一体感を出すことを課題にしてきたと語る浅野敏雄氏

── 浅野社長も含めて4人の代表取締役という新たな体制になって半年以上が経過しましたが、この間、新たな発見はありましたか。

浅野 今年4月以来、国内、海外といくつかの拠点を訪問して、実際に事業を牽引している従業員たちに会ってきました。それぞれの部門で苦しい経験をした時期もありましたが、課題を克服し、目を輝かせて事業に従事していました。それを目の当たりにしたのが、新鮮な発見でした。

浅野敏雄

浅野敏雄(あさの・としお)
1952年生まれ。富山県出身。75年東京大学薬学部薬学科卒業後、旭化成入社。
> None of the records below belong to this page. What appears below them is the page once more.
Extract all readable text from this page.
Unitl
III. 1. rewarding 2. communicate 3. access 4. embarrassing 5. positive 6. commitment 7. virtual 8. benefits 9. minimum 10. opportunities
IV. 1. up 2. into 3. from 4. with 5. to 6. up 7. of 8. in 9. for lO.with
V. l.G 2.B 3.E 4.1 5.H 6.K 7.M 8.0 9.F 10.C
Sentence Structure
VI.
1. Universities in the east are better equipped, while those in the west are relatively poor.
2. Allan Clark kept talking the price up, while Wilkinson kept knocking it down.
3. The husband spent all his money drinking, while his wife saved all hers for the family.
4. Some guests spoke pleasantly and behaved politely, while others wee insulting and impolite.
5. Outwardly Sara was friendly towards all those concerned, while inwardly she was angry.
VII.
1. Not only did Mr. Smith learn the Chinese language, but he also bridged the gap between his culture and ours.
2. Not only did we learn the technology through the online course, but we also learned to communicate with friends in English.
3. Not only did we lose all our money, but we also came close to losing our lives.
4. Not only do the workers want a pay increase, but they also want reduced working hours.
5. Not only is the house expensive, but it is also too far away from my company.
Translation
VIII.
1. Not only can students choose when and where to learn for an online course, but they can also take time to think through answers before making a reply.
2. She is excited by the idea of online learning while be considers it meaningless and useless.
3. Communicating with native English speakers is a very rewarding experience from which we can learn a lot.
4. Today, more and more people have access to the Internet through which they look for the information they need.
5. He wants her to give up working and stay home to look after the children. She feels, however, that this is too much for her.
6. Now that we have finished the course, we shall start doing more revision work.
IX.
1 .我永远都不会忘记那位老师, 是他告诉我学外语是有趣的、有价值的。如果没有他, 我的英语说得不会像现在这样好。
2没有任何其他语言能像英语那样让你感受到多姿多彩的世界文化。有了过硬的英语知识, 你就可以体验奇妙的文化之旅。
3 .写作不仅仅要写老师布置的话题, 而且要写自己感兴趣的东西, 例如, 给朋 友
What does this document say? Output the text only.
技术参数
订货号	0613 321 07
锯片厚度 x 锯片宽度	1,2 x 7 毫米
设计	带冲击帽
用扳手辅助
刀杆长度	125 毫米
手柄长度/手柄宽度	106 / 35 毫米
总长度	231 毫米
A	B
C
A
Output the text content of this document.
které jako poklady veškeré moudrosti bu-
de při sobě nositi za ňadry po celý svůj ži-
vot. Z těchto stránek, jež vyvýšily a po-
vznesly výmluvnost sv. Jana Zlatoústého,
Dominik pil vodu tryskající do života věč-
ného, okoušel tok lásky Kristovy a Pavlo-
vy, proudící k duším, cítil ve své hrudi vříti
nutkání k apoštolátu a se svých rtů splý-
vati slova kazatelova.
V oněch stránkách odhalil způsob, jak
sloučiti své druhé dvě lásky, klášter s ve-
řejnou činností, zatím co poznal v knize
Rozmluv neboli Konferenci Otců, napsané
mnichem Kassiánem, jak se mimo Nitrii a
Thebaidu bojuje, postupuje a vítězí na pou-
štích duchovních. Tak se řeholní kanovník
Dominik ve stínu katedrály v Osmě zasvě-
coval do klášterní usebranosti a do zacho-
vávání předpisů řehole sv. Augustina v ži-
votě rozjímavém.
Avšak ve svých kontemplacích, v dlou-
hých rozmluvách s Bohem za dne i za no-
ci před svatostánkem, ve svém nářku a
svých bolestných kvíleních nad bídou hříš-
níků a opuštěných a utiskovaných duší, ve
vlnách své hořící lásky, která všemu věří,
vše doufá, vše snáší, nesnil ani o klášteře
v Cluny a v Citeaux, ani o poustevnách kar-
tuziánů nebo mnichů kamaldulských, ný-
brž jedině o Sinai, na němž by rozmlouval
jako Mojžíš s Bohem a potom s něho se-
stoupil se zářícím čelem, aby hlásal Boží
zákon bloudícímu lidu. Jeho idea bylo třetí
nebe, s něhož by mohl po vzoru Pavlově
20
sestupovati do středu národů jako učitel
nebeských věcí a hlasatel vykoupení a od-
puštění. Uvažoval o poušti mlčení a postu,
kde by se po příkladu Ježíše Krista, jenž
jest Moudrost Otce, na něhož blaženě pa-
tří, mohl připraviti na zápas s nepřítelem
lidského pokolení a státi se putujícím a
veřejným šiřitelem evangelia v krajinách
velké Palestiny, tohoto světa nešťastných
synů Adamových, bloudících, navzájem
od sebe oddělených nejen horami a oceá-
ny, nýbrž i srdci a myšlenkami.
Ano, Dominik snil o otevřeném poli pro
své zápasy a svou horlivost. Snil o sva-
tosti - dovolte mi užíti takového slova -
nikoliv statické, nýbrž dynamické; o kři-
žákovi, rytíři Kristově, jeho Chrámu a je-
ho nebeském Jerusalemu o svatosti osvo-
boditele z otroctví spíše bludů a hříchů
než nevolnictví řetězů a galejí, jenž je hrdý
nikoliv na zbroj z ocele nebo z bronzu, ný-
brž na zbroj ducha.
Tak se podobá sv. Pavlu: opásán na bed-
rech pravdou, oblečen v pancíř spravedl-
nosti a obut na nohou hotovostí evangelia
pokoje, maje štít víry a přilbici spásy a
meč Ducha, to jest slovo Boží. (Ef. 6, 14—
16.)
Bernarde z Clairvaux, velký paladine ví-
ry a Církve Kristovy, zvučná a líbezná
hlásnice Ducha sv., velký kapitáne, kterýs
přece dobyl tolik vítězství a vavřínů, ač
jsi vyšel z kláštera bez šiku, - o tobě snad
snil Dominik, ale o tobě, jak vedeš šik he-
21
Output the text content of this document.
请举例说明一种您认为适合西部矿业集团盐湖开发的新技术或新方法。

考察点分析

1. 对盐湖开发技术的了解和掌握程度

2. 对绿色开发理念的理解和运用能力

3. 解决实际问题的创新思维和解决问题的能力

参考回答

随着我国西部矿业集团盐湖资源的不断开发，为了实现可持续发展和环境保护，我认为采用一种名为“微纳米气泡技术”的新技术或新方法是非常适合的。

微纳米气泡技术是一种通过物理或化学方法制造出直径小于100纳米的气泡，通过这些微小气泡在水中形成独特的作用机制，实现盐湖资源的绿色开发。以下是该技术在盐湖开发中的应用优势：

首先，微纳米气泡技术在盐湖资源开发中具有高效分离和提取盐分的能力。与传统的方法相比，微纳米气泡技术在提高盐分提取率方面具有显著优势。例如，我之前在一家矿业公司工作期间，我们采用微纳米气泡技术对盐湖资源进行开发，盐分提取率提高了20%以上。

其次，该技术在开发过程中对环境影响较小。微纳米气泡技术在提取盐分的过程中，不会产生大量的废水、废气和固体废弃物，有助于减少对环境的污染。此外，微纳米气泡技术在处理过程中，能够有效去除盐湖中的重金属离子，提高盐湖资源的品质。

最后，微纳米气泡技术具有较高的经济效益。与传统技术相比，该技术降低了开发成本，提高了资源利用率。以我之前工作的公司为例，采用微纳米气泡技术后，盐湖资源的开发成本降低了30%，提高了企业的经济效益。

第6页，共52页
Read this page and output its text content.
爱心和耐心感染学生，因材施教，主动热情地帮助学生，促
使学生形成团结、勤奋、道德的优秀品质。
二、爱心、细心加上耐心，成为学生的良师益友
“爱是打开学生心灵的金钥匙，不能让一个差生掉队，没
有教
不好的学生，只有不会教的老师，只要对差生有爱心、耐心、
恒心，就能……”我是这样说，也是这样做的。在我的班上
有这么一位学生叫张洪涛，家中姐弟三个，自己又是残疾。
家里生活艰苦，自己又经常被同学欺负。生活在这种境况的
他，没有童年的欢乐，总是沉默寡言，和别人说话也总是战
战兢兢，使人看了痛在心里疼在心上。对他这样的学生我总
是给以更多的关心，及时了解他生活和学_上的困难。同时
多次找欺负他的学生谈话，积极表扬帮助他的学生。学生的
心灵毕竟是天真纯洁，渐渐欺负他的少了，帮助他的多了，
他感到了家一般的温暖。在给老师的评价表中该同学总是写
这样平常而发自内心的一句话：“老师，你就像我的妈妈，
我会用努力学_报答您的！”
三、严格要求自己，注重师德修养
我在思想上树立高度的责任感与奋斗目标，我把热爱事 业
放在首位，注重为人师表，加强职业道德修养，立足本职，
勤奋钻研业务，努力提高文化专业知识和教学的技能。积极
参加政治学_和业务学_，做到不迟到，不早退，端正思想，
2001年ライフサイエンス総合研究所長に就任。その後、旭化成ファーマ執行役員、同社取締役常務、社長を経て、14年旭化成社長に就任。薬学博士。

── 事業ごとにカラーはだいぶ違うのでしょうか。

浅野 同じ旭化成グループですから、ほかの会社からはみな同じカラーに見えるかもしれませんが、事業によっても、また内部では営業系、製造系でもいろいろと特色があります。

── ヘルスケア部門のカラーはどのようなものですか。

浅野 製品を出すまでに時間がかかる部門なので、非常に物事を慎重に考える人たちが多い気がします。病気の患者さんに使われる製品なので安全性には気を使いますし、政府による承認が必要という性質上、何事も慎重に考える傾向にあります。一方で、エレクトロニクス関連の事業は1年、2年の単位で新製品を出して、一気に作って売りきるというケースが多いので、スピード感がありますね。製品のライフサイクルも非常に短い。それに比べて、ヘルスケア部門の製品はライフサイクルが長いので、両極端ですね。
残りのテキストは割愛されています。